YOUR BUSINESS AUTHORITY
Springfield, MO
by Marla J. Franklin
While talking to your accountant on your cellular telephone, you disclose certain information regarding the financial status of your business. Months later, your former business partner discloses that he taped your conversation with the accountant.
He plans to file a lawsuit against you and present the tape as evidence that the profits of the business were unevenly divided. Was it illegal for your business partner to intercept and tape your cellular conversation?
Surprisingly, the answer may depend on the type of phone your accountant was using during your conversation.
Cellular telephones transmit and receive conversations via radio signals to and from a transmitter. Some commercial scanners, mainly those manufactured prior to 1994, receive cellular frequencies and are able to intercept cellular conversations as they occur.
This has led to an increasing concern over the privacy of a cellular telephone call and a close evaluation of Missouri's Wiretap Act.

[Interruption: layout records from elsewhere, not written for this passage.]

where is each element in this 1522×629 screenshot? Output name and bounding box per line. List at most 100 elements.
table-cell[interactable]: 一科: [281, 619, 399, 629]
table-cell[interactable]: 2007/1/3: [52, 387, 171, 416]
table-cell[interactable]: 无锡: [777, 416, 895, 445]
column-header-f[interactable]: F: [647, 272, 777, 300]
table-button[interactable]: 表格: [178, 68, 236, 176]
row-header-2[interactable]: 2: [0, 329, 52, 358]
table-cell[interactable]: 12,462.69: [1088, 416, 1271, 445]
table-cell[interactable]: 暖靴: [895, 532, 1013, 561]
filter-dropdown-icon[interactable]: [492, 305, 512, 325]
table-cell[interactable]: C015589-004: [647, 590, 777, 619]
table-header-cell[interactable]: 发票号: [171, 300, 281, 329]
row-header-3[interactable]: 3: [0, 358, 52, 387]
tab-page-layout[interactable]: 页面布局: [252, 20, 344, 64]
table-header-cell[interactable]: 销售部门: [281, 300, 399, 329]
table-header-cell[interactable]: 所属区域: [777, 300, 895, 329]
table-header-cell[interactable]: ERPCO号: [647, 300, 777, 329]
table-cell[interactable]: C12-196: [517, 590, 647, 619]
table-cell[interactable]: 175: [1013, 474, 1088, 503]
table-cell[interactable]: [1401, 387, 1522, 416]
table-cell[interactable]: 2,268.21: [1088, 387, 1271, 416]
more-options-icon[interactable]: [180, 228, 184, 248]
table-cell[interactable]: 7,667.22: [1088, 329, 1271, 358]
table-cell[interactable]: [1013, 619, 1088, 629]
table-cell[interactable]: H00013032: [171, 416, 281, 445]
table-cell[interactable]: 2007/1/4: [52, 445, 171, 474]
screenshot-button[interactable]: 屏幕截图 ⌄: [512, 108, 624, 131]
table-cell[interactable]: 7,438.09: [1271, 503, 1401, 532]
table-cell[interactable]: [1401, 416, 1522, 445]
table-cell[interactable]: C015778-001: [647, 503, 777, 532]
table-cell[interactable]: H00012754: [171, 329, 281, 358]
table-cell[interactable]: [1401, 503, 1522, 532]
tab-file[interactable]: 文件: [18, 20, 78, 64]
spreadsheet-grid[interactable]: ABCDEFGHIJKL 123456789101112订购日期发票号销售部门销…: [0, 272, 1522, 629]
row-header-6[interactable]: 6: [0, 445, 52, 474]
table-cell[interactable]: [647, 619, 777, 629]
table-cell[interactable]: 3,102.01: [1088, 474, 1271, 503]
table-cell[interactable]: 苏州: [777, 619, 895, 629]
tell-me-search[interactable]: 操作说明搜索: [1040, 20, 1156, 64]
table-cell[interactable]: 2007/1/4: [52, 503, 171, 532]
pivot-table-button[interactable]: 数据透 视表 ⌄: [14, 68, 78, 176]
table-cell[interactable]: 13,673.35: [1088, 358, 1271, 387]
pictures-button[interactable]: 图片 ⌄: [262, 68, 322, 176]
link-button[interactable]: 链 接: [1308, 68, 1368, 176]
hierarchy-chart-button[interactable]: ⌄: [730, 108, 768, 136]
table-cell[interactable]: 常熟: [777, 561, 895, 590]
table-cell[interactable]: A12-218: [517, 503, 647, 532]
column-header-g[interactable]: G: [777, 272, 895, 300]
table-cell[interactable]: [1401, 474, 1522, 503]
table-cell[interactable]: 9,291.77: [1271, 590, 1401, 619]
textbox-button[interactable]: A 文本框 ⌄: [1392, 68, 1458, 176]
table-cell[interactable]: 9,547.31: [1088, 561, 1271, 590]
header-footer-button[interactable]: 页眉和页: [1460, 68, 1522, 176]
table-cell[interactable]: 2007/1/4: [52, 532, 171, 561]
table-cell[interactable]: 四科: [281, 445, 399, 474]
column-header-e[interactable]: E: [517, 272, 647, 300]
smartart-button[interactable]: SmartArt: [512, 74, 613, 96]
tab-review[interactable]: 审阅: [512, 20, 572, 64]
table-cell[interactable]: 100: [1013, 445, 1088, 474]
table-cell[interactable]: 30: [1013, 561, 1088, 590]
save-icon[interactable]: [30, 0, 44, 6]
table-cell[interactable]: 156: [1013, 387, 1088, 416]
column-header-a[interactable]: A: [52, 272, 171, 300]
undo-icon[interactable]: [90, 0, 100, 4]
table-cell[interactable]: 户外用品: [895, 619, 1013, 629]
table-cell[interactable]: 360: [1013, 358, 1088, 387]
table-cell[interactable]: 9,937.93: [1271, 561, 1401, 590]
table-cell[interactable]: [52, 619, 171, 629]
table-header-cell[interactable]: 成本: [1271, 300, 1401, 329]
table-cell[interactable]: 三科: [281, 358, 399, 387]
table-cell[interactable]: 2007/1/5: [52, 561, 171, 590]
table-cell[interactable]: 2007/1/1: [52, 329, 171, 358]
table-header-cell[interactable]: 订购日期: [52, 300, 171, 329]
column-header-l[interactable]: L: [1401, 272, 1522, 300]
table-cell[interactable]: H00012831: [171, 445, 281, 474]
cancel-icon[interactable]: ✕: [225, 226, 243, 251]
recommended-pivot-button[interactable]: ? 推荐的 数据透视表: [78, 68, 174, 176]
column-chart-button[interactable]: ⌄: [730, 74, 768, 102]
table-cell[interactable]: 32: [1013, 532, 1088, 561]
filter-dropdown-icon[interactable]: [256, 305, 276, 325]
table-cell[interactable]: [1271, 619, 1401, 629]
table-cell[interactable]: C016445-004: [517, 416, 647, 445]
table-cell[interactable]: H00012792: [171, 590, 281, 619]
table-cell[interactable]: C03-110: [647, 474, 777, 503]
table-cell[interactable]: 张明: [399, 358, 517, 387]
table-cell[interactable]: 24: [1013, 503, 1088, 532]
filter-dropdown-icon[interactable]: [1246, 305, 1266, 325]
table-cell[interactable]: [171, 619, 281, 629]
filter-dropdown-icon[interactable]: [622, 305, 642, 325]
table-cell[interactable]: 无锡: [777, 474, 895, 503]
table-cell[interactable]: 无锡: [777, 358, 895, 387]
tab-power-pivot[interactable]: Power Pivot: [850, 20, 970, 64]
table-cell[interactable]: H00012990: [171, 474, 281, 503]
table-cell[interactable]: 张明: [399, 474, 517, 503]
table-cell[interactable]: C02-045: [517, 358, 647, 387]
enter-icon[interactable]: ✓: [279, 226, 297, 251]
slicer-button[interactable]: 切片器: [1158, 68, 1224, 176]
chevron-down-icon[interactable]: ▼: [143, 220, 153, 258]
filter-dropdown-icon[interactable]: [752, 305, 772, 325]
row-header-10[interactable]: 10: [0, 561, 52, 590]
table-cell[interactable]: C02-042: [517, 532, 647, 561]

The Missouri General Assembly enacted the state's first Wiretap Act in 1989, modeling it after the federal wiretap
statutes enacted in 1968. It is a felony, under the terms of the Missouri act, for any person to knowingly intercept or attempt to intercept any wire or oral communication.
Of note is that the federal wiretap statutes were amended in 1986 to prohibit the interception of not only a wire or oral communication, but also an electronic communication, which, by its definition, includes cellular communications. To date, the Missouri act has not been amended to include this definition.
In 1994, the Missouri Court of Appeals considered the provisions of the Missouri act as they applied to a cordless (not cellular) telephone conversation in a criminal case involving the possession of a controlled substance.
In this case, the defendant's neighbor was listening to her police scanner radio when she overheard the defendant, on his cordless telephone, arranging to buy marijuana for resale. She advised the highway patrol of the details of the defendant's plan.
Upon a search of the defendant's vehicle, the officers found a syringe of methamphetamine. The defendant was subsequently convicted for possession of a controlled substance.
On appeal, the defendant argued that his cordless telephone conversation was illegally intercepted in violation of the Missouri Wiretap Act.
Because a cordless telephone communication is accomplished by a radio broadcast rather than a wire or cable connection, the court held that a cordless telephone conversation was excluded from the definition of a wire communication under the Missouri act.
The court also held that a cordless telephone conversation is excluded from the definition of an oral communication because the cordless telephone user has no reasonable expectation of privacy in a communication which is "broadcast by radio in all directions" to be overheard by persons using a receiving device tuned to the same frequency.
As cellular telephones also transmit conversations through the use of radio signals, it would seem to follow that such conversations are unprotected by the Missouri act.
However, in a very recent case, the Missouri Court of Appeals provided an interesting twist in its interpretation of the act. The court held that cellular conversations may be protected in certain situations.
The facts of the case indicated that the plaintiff intercepted the defendant's telephone conversations with a third party, by means of a scanner, and sought to introduce tapes of the telephone conversations into evidence.
During the telephone conversations, at least one of the parties was using a regular wire telephone. The court held that the conversations fit within the act's definition of wire communications because they were made "in part" by the aid of a wire connection.
The conversations were deemed protected under the Missouri Wiretap Act, and tapes of the conversations were not allowed into evidence. The court did not rule on conversations between two cellular users or a cellular user and a cordless telephone user.
This case is important because the court took a substantial step in protecting the cellular user's right to privacy.
(Marla J. Franklin is a practicing attorney with the Springfield law firm of Miller & Sanford. Information and opinions expressed in the "Letter of the Law" column should not be construed as legal advice. For counseling on specific legal situations, please consult an attorney.)